Dicho esto, después de un largo preludio porque esta cuestión lo requiere, llegamos al quiz de la cuestión: cuál es mejor para hacer una buena tortilla de patata.
Pues bien, te vamos a responder, pero con matices. ¿Por qué? Porque cada maestrillo tiene su librillo en esto de la tortilla de patata casera. Hay quien prefiere una patata más entera, otros optan por freírlas más fuerte para que crujan y también hay muchos paladares que la prefieren casi cocida, semideshecha.
Si te gustan las patatas firmes, tienes que hacer la tortilla con una patata nueva. Tienen menos almidón acumulado y más agua, por lo que son firmes de textura. Cuando las cueces, por ejemplo, se mantienen enteras, cosa que no ocurre con las viejas, cuya carne más amarilla es rica en almidón. Estas últimas son ideales, sin discusión, para preparar cremas, purés y guisos, pero no tortillas de patata.
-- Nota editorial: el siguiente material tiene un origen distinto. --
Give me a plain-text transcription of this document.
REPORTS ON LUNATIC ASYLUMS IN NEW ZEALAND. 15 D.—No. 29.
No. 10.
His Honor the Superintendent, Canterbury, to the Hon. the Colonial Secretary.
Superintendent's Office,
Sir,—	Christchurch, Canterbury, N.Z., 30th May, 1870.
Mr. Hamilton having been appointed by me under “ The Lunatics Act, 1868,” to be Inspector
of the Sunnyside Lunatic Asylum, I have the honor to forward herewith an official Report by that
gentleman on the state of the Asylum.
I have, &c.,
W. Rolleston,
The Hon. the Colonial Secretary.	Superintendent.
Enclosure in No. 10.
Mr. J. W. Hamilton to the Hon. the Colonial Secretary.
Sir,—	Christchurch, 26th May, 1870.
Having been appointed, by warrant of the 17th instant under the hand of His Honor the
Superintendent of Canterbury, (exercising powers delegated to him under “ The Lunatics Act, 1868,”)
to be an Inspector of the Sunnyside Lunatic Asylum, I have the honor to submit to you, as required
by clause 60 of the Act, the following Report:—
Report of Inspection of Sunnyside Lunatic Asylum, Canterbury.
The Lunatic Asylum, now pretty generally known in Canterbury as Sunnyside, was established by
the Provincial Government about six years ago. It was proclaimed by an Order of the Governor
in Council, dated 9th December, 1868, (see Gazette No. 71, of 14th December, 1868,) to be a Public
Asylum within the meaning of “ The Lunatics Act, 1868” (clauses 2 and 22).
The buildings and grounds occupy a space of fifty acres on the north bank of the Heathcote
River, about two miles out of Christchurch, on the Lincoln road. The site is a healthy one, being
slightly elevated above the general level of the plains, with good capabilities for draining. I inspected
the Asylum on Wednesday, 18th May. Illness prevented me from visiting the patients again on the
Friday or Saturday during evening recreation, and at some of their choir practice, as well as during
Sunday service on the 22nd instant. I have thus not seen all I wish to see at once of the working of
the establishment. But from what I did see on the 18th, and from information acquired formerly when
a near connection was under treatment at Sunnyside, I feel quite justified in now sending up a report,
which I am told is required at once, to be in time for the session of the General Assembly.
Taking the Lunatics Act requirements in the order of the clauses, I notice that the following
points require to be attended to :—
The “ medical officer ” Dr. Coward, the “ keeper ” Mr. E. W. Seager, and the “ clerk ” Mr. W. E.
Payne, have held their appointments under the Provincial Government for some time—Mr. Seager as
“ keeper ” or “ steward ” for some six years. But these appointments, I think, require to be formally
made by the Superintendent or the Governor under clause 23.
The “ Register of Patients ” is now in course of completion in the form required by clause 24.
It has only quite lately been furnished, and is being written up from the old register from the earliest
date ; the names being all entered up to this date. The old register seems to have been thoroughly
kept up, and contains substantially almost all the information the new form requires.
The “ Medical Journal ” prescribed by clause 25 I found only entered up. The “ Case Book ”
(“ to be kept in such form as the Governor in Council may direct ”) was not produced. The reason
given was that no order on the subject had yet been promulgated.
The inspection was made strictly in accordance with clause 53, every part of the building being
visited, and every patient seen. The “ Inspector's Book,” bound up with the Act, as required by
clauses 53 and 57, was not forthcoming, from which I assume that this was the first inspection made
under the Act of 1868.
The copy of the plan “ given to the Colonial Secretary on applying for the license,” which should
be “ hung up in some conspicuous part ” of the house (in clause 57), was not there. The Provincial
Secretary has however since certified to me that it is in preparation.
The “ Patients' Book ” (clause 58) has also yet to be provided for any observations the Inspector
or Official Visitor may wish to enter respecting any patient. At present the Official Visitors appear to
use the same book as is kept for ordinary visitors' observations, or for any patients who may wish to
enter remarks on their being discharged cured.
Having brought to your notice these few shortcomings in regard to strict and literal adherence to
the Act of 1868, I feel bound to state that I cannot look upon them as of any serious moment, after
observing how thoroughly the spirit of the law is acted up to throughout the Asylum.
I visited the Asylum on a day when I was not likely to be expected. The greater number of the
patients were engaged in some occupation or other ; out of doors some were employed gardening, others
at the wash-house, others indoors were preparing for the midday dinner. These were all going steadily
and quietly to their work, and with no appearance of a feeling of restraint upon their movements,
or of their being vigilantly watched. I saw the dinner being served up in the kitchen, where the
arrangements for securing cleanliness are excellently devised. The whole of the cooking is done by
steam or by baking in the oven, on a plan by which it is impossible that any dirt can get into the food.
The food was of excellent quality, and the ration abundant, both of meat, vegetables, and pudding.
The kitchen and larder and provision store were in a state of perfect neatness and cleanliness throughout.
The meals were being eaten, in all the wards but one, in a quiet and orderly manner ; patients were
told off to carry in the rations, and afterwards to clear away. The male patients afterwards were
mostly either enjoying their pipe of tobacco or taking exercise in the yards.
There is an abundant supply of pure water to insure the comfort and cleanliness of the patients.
Por lo tanto, debéis moveros entre las nuevas y las semitardías. Esto último en el caso de que prefiráis en casa la tortilla con la patata casi deshecha, sofrita a fuego medio, lo cual da un resultado final entre cocida y crujiente. 
Por variedades, la monalisa no es la patata más vendida por casualidad: sirve para un roto y un descosido, y su imagen es atractiva al ser regulares. Haréis con ellas una buena tortilla (si tenéis mano y acierto, claro), igual que también podéis hacerla con patata kennebec. De esta última variedad son las patatas gallegas con las que se hacen las tortillas de patata sin cebolla más popular de España, las de Betanzos.
Otros prefieren las red Pontiac, una patata rojiza por fuera, o bien por una patata nueva tipo Spunta. Estas últimas aguantan bien la cocción, que es otra manera alternativa para hacer tortilla de patata, recurrir al microondas para la primera parte de la receta.